I sigh, looking out the window, watching the pouring rain come down.

"You okay". Carter says, trying to butter me up.

"Don't act like you care, because you sure didn't care when you were lying to me for over 10 years". I was back, to let him know i'm still angry.

To make him feel worse, because he should.

I hear Carter chuckle and suddenly he pulls over to the side of the road.

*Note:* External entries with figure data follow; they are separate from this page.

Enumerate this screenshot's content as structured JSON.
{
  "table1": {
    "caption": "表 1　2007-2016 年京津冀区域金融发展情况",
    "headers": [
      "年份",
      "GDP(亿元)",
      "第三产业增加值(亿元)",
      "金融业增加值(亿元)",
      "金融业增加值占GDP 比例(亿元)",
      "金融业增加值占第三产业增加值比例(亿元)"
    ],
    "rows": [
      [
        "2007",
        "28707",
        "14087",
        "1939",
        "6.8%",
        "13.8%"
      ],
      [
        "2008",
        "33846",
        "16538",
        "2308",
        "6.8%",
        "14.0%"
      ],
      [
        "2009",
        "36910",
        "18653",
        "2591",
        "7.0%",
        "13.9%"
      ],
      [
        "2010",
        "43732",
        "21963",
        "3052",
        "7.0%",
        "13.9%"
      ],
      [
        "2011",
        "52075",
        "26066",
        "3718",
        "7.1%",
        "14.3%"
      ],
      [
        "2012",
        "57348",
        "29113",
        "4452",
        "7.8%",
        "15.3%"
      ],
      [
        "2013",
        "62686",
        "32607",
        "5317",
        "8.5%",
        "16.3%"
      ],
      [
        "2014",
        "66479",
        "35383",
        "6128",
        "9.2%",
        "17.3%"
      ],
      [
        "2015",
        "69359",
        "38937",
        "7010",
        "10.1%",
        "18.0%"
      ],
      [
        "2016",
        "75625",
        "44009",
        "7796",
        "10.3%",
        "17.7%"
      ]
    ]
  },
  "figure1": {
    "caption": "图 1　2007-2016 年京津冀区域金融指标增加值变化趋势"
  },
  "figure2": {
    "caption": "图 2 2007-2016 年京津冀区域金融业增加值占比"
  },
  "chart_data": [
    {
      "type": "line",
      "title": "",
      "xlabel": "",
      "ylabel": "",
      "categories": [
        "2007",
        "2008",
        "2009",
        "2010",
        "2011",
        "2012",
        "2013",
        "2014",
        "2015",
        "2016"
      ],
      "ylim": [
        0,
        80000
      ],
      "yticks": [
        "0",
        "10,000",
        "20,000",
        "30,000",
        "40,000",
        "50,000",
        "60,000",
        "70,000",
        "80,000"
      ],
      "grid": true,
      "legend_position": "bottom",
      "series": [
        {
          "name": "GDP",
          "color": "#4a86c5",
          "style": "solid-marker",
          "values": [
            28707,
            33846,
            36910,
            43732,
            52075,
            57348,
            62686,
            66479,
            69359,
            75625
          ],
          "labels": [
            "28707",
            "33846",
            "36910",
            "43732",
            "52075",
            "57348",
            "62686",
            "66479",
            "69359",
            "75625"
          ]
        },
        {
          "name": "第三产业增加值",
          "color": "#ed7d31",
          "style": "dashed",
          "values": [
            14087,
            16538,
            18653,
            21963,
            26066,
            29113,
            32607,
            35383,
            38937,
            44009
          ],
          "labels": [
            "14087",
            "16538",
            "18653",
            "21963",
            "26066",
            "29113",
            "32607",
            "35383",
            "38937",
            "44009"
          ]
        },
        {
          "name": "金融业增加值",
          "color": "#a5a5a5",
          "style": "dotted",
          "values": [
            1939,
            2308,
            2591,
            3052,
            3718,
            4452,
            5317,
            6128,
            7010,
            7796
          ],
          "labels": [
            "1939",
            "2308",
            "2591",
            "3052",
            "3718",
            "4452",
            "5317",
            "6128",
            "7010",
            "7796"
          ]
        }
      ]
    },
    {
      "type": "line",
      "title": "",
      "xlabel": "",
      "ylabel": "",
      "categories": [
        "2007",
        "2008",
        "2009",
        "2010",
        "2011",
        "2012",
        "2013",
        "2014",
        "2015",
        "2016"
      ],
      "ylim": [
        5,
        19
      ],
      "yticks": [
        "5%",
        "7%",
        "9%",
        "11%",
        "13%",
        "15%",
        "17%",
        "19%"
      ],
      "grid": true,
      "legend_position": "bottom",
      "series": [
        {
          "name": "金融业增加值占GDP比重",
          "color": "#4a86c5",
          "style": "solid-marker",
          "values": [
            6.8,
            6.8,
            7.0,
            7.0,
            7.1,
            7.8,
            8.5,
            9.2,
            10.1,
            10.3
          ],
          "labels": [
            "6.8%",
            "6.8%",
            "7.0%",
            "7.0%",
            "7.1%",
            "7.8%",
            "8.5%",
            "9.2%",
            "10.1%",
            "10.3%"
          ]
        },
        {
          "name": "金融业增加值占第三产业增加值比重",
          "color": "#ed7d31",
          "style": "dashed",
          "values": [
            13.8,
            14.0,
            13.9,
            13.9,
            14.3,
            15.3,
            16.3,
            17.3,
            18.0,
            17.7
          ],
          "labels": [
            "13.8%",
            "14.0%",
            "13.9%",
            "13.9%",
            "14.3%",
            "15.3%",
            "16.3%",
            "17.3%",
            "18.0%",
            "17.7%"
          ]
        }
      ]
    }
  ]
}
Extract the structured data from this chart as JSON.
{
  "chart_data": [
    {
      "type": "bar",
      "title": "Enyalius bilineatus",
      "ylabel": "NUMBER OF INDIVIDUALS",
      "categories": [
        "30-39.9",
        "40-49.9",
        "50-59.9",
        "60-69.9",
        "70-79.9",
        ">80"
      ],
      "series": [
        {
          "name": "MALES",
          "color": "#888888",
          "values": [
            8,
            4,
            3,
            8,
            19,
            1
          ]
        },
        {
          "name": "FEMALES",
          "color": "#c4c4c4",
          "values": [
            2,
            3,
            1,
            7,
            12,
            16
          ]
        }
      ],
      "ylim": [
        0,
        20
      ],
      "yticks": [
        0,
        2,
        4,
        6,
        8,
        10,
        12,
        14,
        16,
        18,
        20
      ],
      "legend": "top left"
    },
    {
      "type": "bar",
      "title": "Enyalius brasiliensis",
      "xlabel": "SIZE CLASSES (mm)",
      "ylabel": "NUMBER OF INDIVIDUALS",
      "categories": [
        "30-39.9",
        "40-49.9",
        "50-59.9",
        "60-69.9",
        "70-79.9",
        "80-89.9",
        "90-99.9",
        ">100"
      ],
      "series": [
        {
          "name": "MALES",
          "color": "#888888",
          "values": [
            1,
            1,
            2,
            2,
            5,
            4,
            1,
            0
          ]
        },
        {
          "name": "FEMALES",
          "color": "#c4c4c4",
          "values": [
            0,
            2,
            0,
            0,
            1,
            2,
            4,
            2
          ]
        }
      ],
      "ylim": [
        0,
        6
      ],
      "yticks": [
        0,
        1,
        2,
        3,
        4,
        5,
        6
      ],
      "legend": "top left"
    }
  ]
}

"Look, i don't expect you to get it Isabel. You didn't have to go through what i did. I was 15 and couldn't raise a baby. And it's not the babies fault, i know. Isabel i've never felt worse than i do right now. Knowing that i hurt you. I lied to you, and it's my fault. I should've told you and i'm sorry that i didn't. Because you're one of the most caring & beautiful souls i've ever met. And i know you would've accepted me no matter my past. I let you down and all i can do is say i'm sorry. Im really fucking sorry Isabel". Tears stream down my face, after hearing Carter.

I really just wanna be mad at Carter and not speak to him. But if i wanna have any chance of fixing this, fixing us.

I have to be an adult, because this doesn't only affect me.

It affects our daughter, and i can't have that.

"Why didn't you tell me, i would've supported you and love that kid with you. We aren't supposed to lie to each other, and you did. A big lie, for 10 years. So why lie, why". All i ever wanted was trust, because lying gets you no where.

And it won't get us anywhere ether.

"I didn't tell you because i wanted nothing to do with Aurelia, which included the baby. And they both were out of my life so i didn't see a point in mentioning it because it wasn't apart of me anymore. But, above all else you were right. You deserved to know, and i should've told you". A part of me is still worry, about this whole thing.

But another part of me,  believes that he really is sorry.

Believes that he really does wanna make it right.

But to make it right, he can only to one thing. And that is to let the truth be known, because it's the only right option.

"We're supposed to be moving forward and instead we're moving backwards. I wanna marry you Carter, only you. I wanna raise our family together". I smile at him and pause my thoughts.